Historically, investors in gold have tended to consolidate and pause after a multiple month run, sometimes pushing prices down marginally.

However analysts, banking on the twin facts that the world will continue to face a recession this year and that governments and central banks would try to combat that with large doses of release of money, are now betting that the gold run is here to stay at least till the middle of next year.

Goldman Sachs has analysed that gold will continue to rise and forecast a target of $ 2000 for 2021. Citi analysts are similarly optimistic about the yellow metal. 

Currently in the global market, 24 carat gold is selling at $ 1810 an ounce or Rs 47, 814.21 for 10 grams. Prices in India are slightly more as taxes here are higher and 24 carat gold is trading currently at about Rs 41,150 doe 10 grams.

Gold has had a fantastic run this year. On January 1, 2020, it traded at Rs 39,150, rising to Rs 41,200 in just one month’s time. From there it jumped to Rs 43,210 by  April 1 and to Rs 47,700 by June 1.

With the International Monetary Fund forecasting a shrinking of the global economy by 5 per cent this year, and continued fall in global stock market indices, Goldman Sachs and Citi believe investors will continue to favour gold as a safe haven.

Their logic is the age old adage – the more gloomy the market, the higher the price of gold. During the Great Depression, analysts point out gold prices rose from $20.67an ounce in 1929 to $35 an ounce in 1934.

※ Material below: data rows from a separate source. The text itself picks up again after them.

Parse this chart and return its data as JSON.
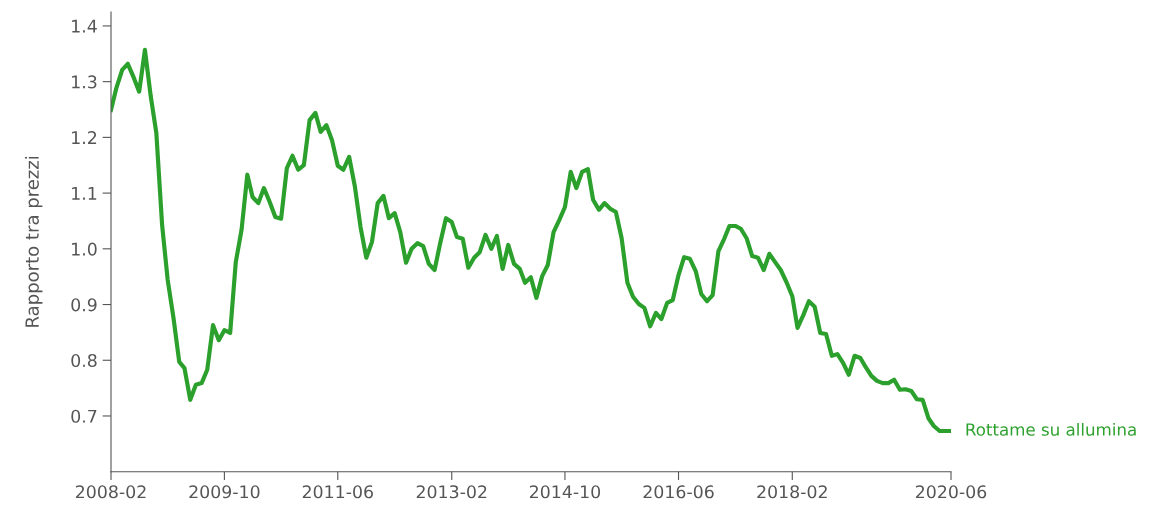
{
  "chart_data": {
    "type": "line",
    "ylabel": "Rapporto tra prezzi",
    "x": [
      "2008-02",
      "2008-03",
      "2008-04",
      "2008-05",
      "2008-06",
      "2008-07",
      "2008-08",
      "2008-09",
      "2008-10",
      "2008-11",
      "2008-12",
      "2009-01",
      "2009-02",
      "2009-03",
      "2009-04",
      "2009-05",
      "2009-06",
      "2009-07",
      "2009-08",
      "2009-09",
      "2009-10",
      "2009-11",
      "2009-12",
      "2010-01",
      "2010-02",
      "2010-03",
      "2010-04",
      "2010-05",
      "2010-06",
      "2010-07",
      "2010-08",
      "2010-09",
      "2010-10",
      "2010-11",
      "2010-12",
      "2011-01",
      "2011-02",
      "2011-03",
      "2011-04",
      "2011-05",
      "2011-06",
      "2011-07",
      "2011-08",
      "2011-09",
      "2011-10",
      "2011-11",
      "2011-12",
      "2012-01",
      "2012-02",
      "2012-03",
      "2012-04",
      "2012-05",
      "2012-06",
      "2012-07",
      "2012-08",
      "2012-09",
      "2012-10",
      "2012-11",
      "2012-12",
      "2013-01",
      "2013-02",
      "2013-03",
      "2013-04",
      "2013-05",
      "2013-06",
      "2013-07",
      "2013-08",
      "2013-09",
      "2013-10",
      "2013-11",
      "2013-12",
      "2014-01",
      "2014-02",
      "2014-03",
      "2014-04",
      "2014-05",
      "2014-06",
      "2014-07",
      "2014-08",
      "2014-09",
      "2014-10",
      "2014-11",
      "2014-12",
      "2015-01",
      "2015-02",
      "2015-03",
      "2015-04",
      "2015-05",
      "2015-06",
      "2015-07",
      "2015-08",
      "2015-09",
      "2015-10",
      "2015-11",
      "2015-12",
      "2016-01",
      "2016-02",
      "2016-03",
      "2016-04",
      "2016-05",
      "2016-06",
      "2016-07",
      "2016-08",
      "2016-09",
      "2016-10",
      "2016-11",
      "2016-12",
      "2017-01",
      "2017-02",
      "2017-03",
      "2017-04",
      "2017-05",
      "2017-06",
      "2017-07",
      "2017-08",
      "2017-09",
      "2017-10",
      "2017-11",
      "2017-12",
      "2018-01",
      "2018-02",
      "2018-03",
      "2018-04",
      "2018-05",
      "2018-06",
      "2018-07",
      "2018-08",
      "2018-09",
      "2018-10",
      "2018-11",
      "2018-12",
      "2019-01",
      "2019-02",
      "2019-03",
      "2019-04",
      "2019-05",
      "2019-06",
      "2019-07",
      "2019-08",
      "2019-09",
      "2019-10",
      "2019-11",
      "2019-12",
      "2020-01",
      "2020-02",
      "2020-03",
      "2020-04",
      "2020-05",
      "2020-06"
    ],
    "series": [
      {
        "name": "Rottame su allumina",
        "color": "#2ca02c",
        "values": [
          1.249,
          1.289,
          1.321,
          1.332,
          1.308,
          1.282,
          1.357,
          1.274,
          1.208,
          1.043,
          0.944,
          0.876,
          0.797,
          0.786,
          0.729,
          0.756,
          0.759,
          0.783,
          0.863,
          0.836,
          0.854,
          0.849,
          0.976,
          1.034,
          1.133,
          1.093,
          1.082,
          1.109,
          1.084,
          1.057,
          1.054,
          1.145,
          1.167,
          1.142,
          1.15,
          1.231,
          1.244,
          1.21,
          1.222,
          1.195,
          1.149,
          1.142,
          1.165,
          1.111,
          1.039,
          0.984,
          1.012,
          1.082,
          1.095,
          1.055,
          1.064,
          1.03,
          0.975,
          1.0,
          1.01,
          1.005,
          0.973,
          0.962,
          1.01,
          1.055,
          1.048,
          1.021,
          1.018,
          0.966,
          0.984,
          0.994,
          1.025,
          1.0,
          1.023,
          0.964,
          1.007,
          0.973,
          0.964,
          0.939,
          0.949,
          0.912,
          0.951,
          0.971,
          1.03,
          1.052,
          1.075,
          1.138,
          1.109,
          1.138,
          1.143,
          1.088,
          1.07,
          1.082,
          1.072,
          1.066,
          1.019,
          0.939,
          0.914,
          0.901,
          0.894,
          0.861,
          0.885,
          0.874,
          0.903,
          0.908,
          0.953,
          0.985,
          0.982,
          0.96,
          0.919,
          0.906,
          0.917,
          0.996,
          1.018,
          1.041,
          1.041,
          1.036,
          1.019,
          0.987,
          0.984,
          0.962,
          0.991,
          0.976,
          0.962,
          0.94,
          0.915,
          0.858,
          0.881,
          0.906,
          0.896,
          0.849,
          0.847,
          0.808,
          0.811,
          0.795,
          0.774,
          0.808,
          0.804,
          0.788,
          0.772,
          0.763,
          0.759,
          0.759,
          0.765,
          0.747,
          0.748,
          0.745,
          0.73,
          0.729,
          0.696,
          0.682,
          0.673,
          0.673,
          0.673
        ]
      }
    ],
    "xlim": [
      "2008-02",
      "2020-06"
    ],
    "xticks": [
      "2008-02",
      "2009-10",
      "2011-06",
      "2013-02",
      "2014-10",
      "2016-06",
      "2018-02",
      "2020-06"
    ],
    "ylim": [
      0.6,
      1.425
    ],
    "yticks": [
      0.7,
      0.8,
      0.9,
      {
        "value": 1,
        "label": "1.0"
      },
      1.1,
      1.2,
      1.3,
      1.4
    ],
    "grid": false,
    "legend": false
  }
}
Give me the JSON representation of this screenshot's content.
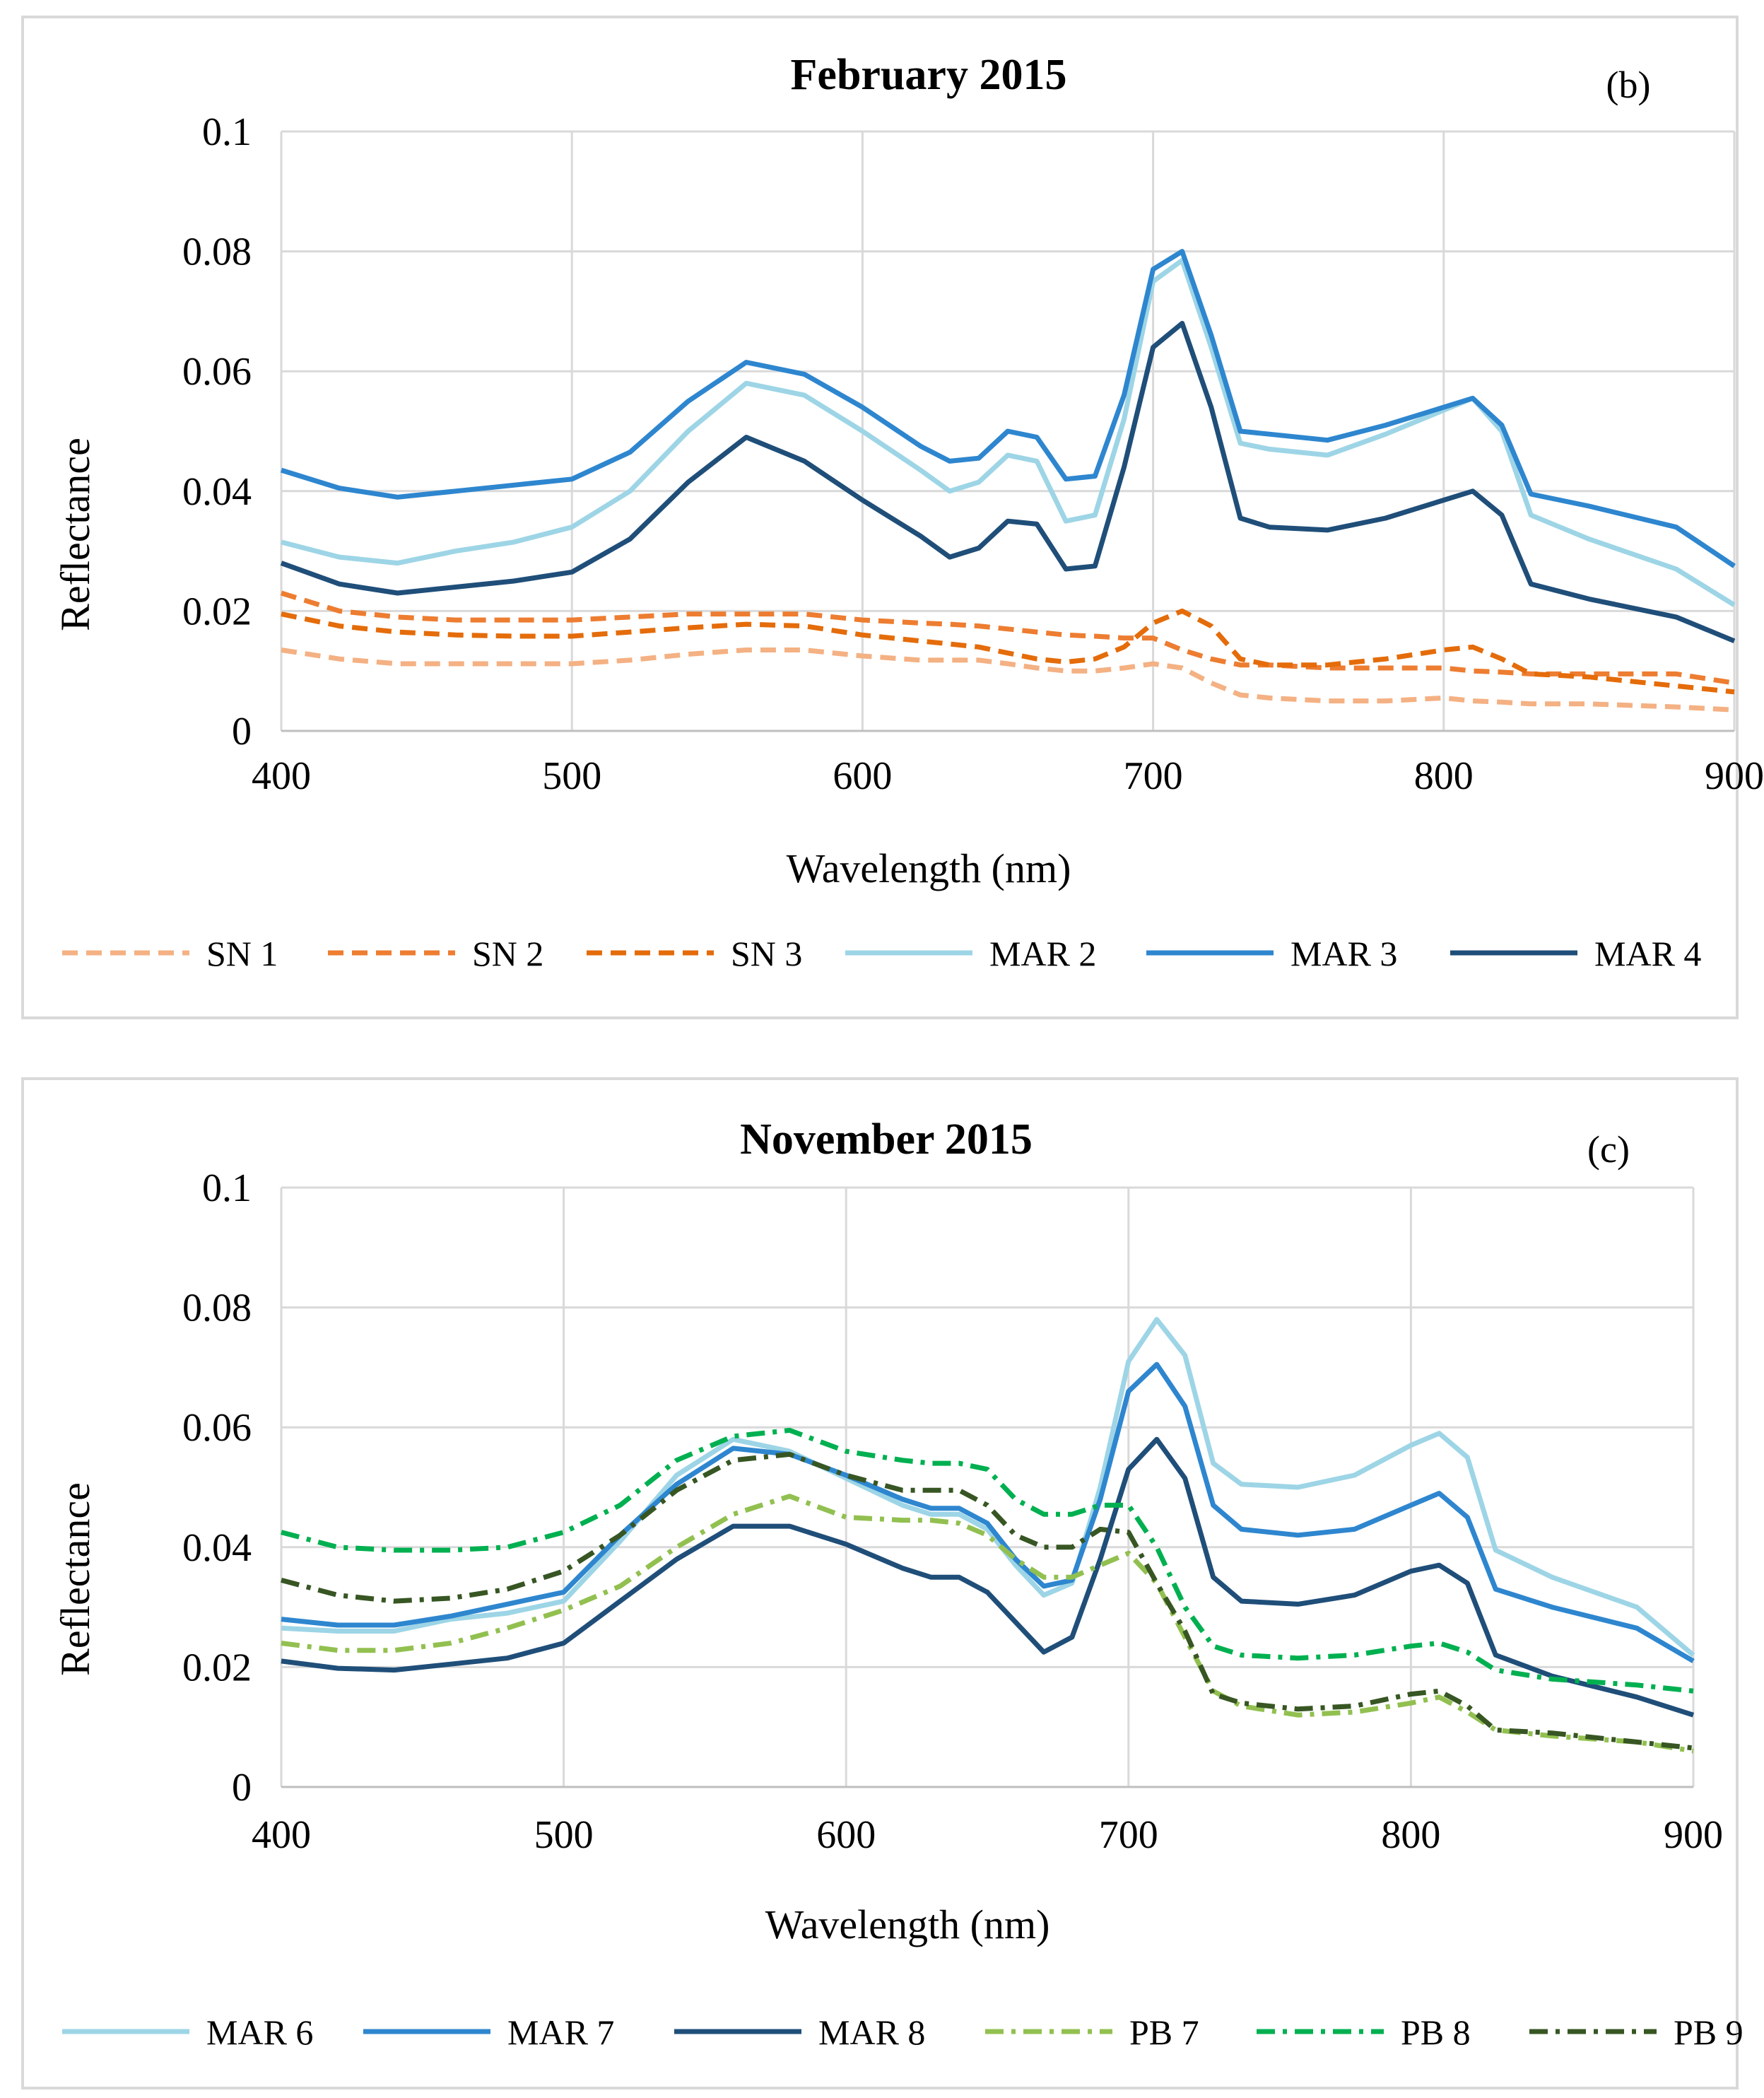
{
  "chart_data": [
    {
      "type": "line",
      "panel_label": "(b)",
      "title": "February 2015",
      "xlabel": "Wavelength (nm)",
      "ylabel": "Reflectance",
      "xlim": [
        400,
        900
      ],
      "ylim": [
        0,
        0.1
      ],
      "xticks": [
        "400",
        "500",
        "600",
        "700",
        "800",
        "900"
      ],
      "yticks": [
        "0",
        "0.02",
        "0.04",
        "0.06",
        "0.08",
        "0.1"
      ],
      "grid": true,
      "legend_position": "bottom",
      "x": [
        400,
        420,
        440,
        460,
        480,
        500,
        520,
        540,
        560,
        580,
        600,
        620,
        630,
        640,
        650,
        660,
        670,
        680,
        690,
        700,
        710,
        720,
        730,
        740,
        760,
        780,
        800,
        810,
        820,
        830,
        850,
        880,
        900
      ],
      "series": [
        {
          "name": "SN 1",
          "color": "#f4b183",
          "dash": "dashed",
          "values": [
            0.0135,
            0.012,
            0.0112,
            0.0112,
            0.0112,
            0.0112,
            0.0118,
            0.0128,
            0.0135,
            0.0135,
            0.0125,
            0.0118,
            0.0118,
            0.0118,
            0.0112,
            0.0105,
            0.01,
            0.01,
            0.0105,
            0.0112,
            0.0105,
            0.008,
            0.006,
            0.0055,
            0.005,
            0.005,
            0.0055,
            0.005,
            0.0048,
            0.0045,
            0.0045,
            0.004,
            0.0035
          ]
        },
        {
          "name": "SN 2",
          "color": "#ed7d31",
          "dash": "dashed",
          "values": [
            0.023,
            0.02,
            0.019,
            0.0185,
            0.0185,
            0.0185,
            0.019,
            0.0195,
            0.0195,
            0.0195,
            0.0185,
            0.018,
            0.0178,
            0.0175,
            0.017,
            0.0165,
            0.016,
            0.0158,
            0.0155,
            0.0155,
            0.0135,
            0.012,
            0.011,
            0.011,
            0.0105,
            0.0105,
            0.0105,
            0.01,
            0.0098,
            0.0095,
            0.0095,
            0.0095,
            0.008
          ]
        },
        {
          "name": "SN 3",
          "color": "#e46c0a",
          "dash": "dashed",
          "values": [
            0.0195,
            0.0175,
            0.0165,
            0.016,
            0.0158,
            0.0158,
            0.0165,
            0.0172,
            0.0178,
            0.0175,
            0.016,
            0.015,
            0.0145,
            0.014,
            0.013,
            0.012,
            0.0115,
            0.012,
            0.014,
            0.018,
            0.02,
            0.0175,
            0.012,
            0.011,
            0.011,
            0.012,
            0.0135,
            0.014,
            0.012,
            0.0095,
            0.009,
            0.0075,
            0.0065
          ]
        },
        {
          "name": "MAR 2",
          "color": "#9dd5e6",
          "dash": "solid",
          "values": [
            0.0315,
            0.029,
            0.028,
            0.03,
            0.0315,
            0.034,
            0.04,
            0.05,
            0.058,
            0.056,
            0.05,
            0.0435,
            0.04,
            0.0415,
            0.046,
            0.045,
            0.035,
            0.036,
            0.052,
            0.075,
            0.0785,
            0.064,
            0.048,
            0.047,
            0.046,
            0.0495,
            0.0535,
            0.0555,
            0.05,
            0.036,
            0.032,
            0.027,
            0.021
          ]
        },
        {
          "name": "MAR 3",
          "color": "#2e86cf",
          "dash": "solid",
          "values": [
            0.0435,
            0.0405,
            0.039,
            0.04,
            0.041,
            0.042,
            0.0465,
            0.055,
            0.0615,
            0.0595,
            0.054,
            0.0475,
            0.045,
            0.0455,
            0.05,
            0.049,
            0.042,
            0.0425,
            0.056,
            0.077,
            0.08,
            0.066,
            0.05,
            0.0495,
            0.0485,
            0.051,
            0.054,
            0.0555,
            0.051,
            0.0395,
            0.0375,
            0.034,
            0.0275
          ]
        },
        {
          "name": "MAR 4",
          "color": "#1f4e79",
          "dash": "solid",
          "values": [
            0.028,
            0.0245,
            0.023,
            0.024,
            0.025,
            0.0265,
            0.032,
            0.0415,
            0.049,
            0.045,
            0.0385,
            0.0325,
            0.029,
            0.0305,
            0.035,
            0.0345,
            0.027,
            0.0275,
            0.044,
            0.064,
            0.068,
            0.054,
            0.0355,
            0.034,
            0.0335,
            0.0355,
            0.0385,
            0.04,
            0.036,
            0.0245,
            0.022,
            0.019,
            0.015
          ]
        }
      ]
    },
    {
      "type": "line",
      "panel_label": "(c)",
      "title": "November 2015",
      "xlabel": "Wavelength (nm)",
      "ylabel": "Reflectance",
      "xlim": [
        400,
        900
      ],
      "ylim": [
        0,
        0.1
      ],
      "xticks": [
        "400",
        "500",
        "600",
        "700",
        "800",
        "900"
      ],
      "yticks": [
        "0",
        "0.02",
        "0.04",
        "0.06",
        "0.08",
        "0.1"
      ],
      "grid": true,
      "legend_position": "bottom",
      "x": [
        400,
        420,
        440,
        460,
        480,
        500,
        520,
        540,
        560,
        580,
        600,
        620,
        630,
        640,
        650,
        660,
        670,
        680,
        690,
        700,
        710,
        720,
        730,
        740,
        760,
        780,
        800,
        810,
        820,
        830,
        850,
        880,
        900
      ],
      "series": [
        {
          "name": "MAR 6",
          "color": "#9dd5e6",
          "dash": "solid",
          "values": [
            0.0265,
            0.026,
            0.026,
            0.028,
            0.029,
            0.031,
            0.041,
            0.052,
            0.058,
            0.056,
            0.0515,
            0.047,
            0.0455,
            0.0455,
            0.043,
            0.037,
            0.032,
            0.034,
            0.05,
            0.071,
            0.078,
            0.072,
            0.054,
            0.0505,
            0.05,
            0.052,
            0.057,
            0.059,
            0.055,
            0.0395,
            0.035,
            0.03,
            0.022
          ]
        },
        {
          "name": "MAR 7",
          "color": "#2e86cf",
          "dash": "solid",
          "values": [
            0.028,
            0.027,
            0.027,
            0.0285,
            0.0305,
            0.0325,
            0.042,
            0.0505,
            0.0565,
            0.0555,
            0.052,
            0.048,
            0.0465,
            0.0465,
            0.044,
            0.038,
            0.0335,
            0.0345,
            0.048,
            0.066,
            0.0705,
            0.0635,
            0.047,
            0.043,
            0.042,
            0.043,
            0.047,
            0.049,
            0.045,
            0.033,
            0.03,
            0.0265,
            0.021
          ]
        },
        {
          "name": "MAR 8",
          "color": "#1f4e79",
          "dash": "solid",
          "values": [
            0.021,
            0.0198,
            0.0195,
            0.0205,
            0.0215,
            0.024,
            0.031,
            0.038,
            0.0435,
            0.0435,
            0.0405,
            0.0365,
            0.035,
            0.035,
            0.0325,
            0.0275,
            0.0225,
            0.025,
            0.038,
            0.053,
            0.058,
            0.0515,
            0.035,
            0.031,
            0.0305,
            0.032,
            0.036,
            0.037,
            0.034,
            0.022,
            0.0185,
            0.015,
            0.012
          ]
        },
        {
          "name": "PB 7",
          "color": "#92c050",
          "dash": "dashdot",
          "values": [
            0.024,
            0.0228,
            0.0228,
            0.024,
            0.0265,
            0.0295,
            0.0335,
            0.04,
            0.0455,
            0.0485,
            0.045,
            0.0445,
            0.0445,
            0.044,
            0.042,
            0.038,
            0.035,
            0.035,
            0.037,
            0.039,
            0.034,
            0.025,
            0.016,
            0.0135,
            0.012,
            0.0125,
            0.014,
            0.015,
            0.0125,
            0.0095,
            0.0085,
            0.0075,
            0.006
          ]
        },
        {
          "name": "PB 8",
          "color": "#00b050",
          "dash": "dashdot",
          "values": [
            0.0425,
            0.04,
            0.0395,
            0.0395,
            0.04,
            0.0425,
            0.047,
            0.0545,
            0.0585,
            0.0595,
            0.056,
            0.0545,
            0.054,
            0.054,
            0.053,
            0.048,
            0.0455,
            0.0455,
            0.047,
            0.047,
            0.04,
            0.03,
            0.0235,
            0.022,
            0.0215,
            0.022,
            0.0235,
            0.024,
            0.0225,
            0.0195,
            0.018,
            0.017,
            0.016
          ]
        },
        {
          "name": "PB 9",
          "color": "#375623",
          "dash": "dashdot",
          "values": [
            0.0345,
            0.032,
            0.031,
            0.0315,
            0.033,
            0.036,
            0.042,
            0.0495,
            0.0545,
            0.0555,
            0.052,
            0.0495,
            0.0495,
            0.0495,
            0.047,
            0.042,
            0.04,
            0.04,
            0.043,
            0.0425,
            0.034,
            0.026,
            0.0155,
            0.014,
            0.013,
            0.0135,
            0.0155,
            0.016,
            0.0135,
            0.0095,
            0.009,
            0.0075,
            0.0065
          ]
        }
      ]
    }
  ]
}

Similarly, during the global slowdown triggered by the Lehman Brothers crisis in 2008, gold prices jumped from a little over $700 an ounce to $1900 by October 2011.

However, commodities trader Vikram Sawhney feels the forecasts maybe to optimistic, “As the economies around the world reopen, there will be growth hotspots like China, Vietnam etc., money will flow there … there is a limit to betting on gold as once the global economy comes back on track, which it will by 2021-2022, gold will certainly lose its shine.”

Sawhney and others who hold this belief, however, agree that in the short run gold will continue to “rule the roost.”

Brokerages banking industry also point out that non-interest bearing assets like gold and artefacts do well in times when interest yields on bonds are near zero as has happened in most countries. Says financial analyst Sushil Vir “gold as a pure investment is attracting people.” A report by Credit Suisse seems to vindicate this belief, stating that ETF holding trends have “been rising for six successive months and has now crossed 100 million ounces for the first time (in mid-June)”.